It has been well known for a while now that reading to children before preschool plays an important role in cognitive development, researchers at the Pediatric Academic Societies (PAS) have used MRI technology to determine that reading to a child causes activity in the brain related to reading skill development, verbal development, and image development, giving children a cognitive advantage very early in childhood.
“We are excited to show, for the first time, that reading exposure during the critical stage of development prior to kindergarten seems to have a meaningful, measurable impact on how a child’s brain processes stories and may help predict reading success,” Hutton said in a press release. “Of particular importance are brain areas supporting mental imagery, helping the child ‘see the story’ beyond the pictures, affirming the invaluable role of imagination.”
In the latest study conducted by Dr. John Hutton and his colleagues at the Cincinnati Children’s Hospital Medical Center, the actual activity that goes on in the brain when young children are read to has been visualised. Athough reading has been encouraged for a long time by the American Academy of Pediatrics, this is the first time evidence of changes in the brain being seen and measured.
“To display how reading to children affects the brain networks that develop reading skills, Hutton and his team gathered 19 healthy preschoolers, ages 3 to 5, and studied them in relation to their reading habits. Out of this group, 37 percent came from low-income families. Each child’s parent or primary caregiver was given a survey designed to measure the amounts of cognitive stimulation children were given in the home. The survey focused on three main elements: parent-child reading consisting of how often reading occurred, the availability of books, and the variety of these books; parent-child interaction consisting of talking and playing together; and finally, whether parents taught additional skills like shapes and counting. The researchers then had the children listen to age-appropriate stories being told through headphones while they were receiving functional magnetic resonance imaging (fMRI). They then searched for differences in brain activation in areas known to support language development and story comprehension. No sedation was used, nor did the children experience any visual stimuli.”

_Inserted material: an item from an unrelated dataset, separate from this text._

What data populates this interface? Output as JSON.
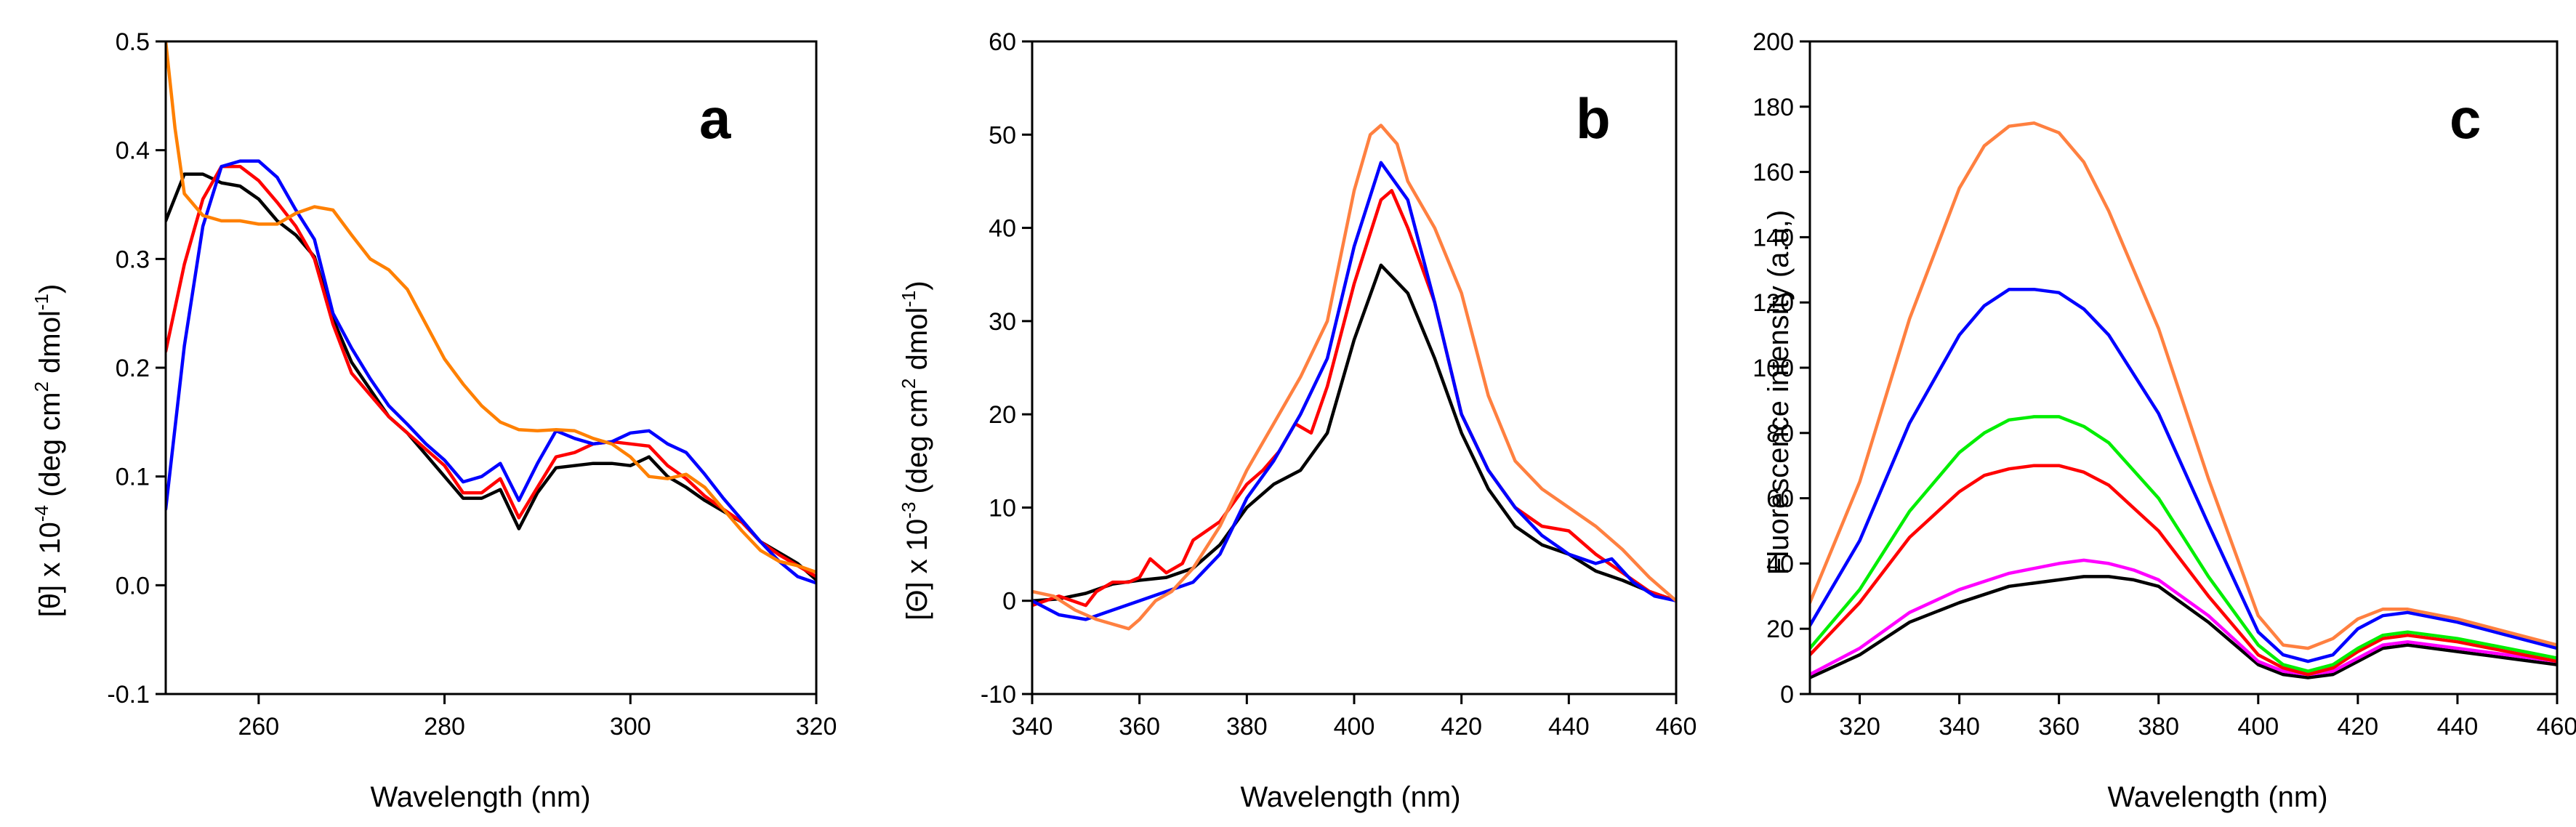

What the researchers found was that children that the more frequently read to children had greater activity in the part of their brains responsible for semantic processing which helps us to derive meaning from language. This area is crucial to verbal language development and ultimately reading. These researchers have also found that brain areas associated with imagery were also strongly activated, allowing children to “see the story,” which supports previous theories that visualization is an essential component of understanding stories and reading development. These skills become increasingly important as a child progresses from books with pictures to non picture books, where they are required to imagine what is happening in the text. The final finding determined through the study was that frequency of reading, independent of household income, has the same positive effects on children.
“Hutton is hopeful that his research, now more than ever, will encourage parents to continue reading to their children. He is also optimistic that this research will have implications for those with reading disabilities, helping to combat them early on. He concluded by saying: “We hope that this work will guide further research on shared reading and the developing brain to help improve interventions and identify children at risk for difficulties as early as possible, increasing the chances that they will be successful in the wonderful world of books.”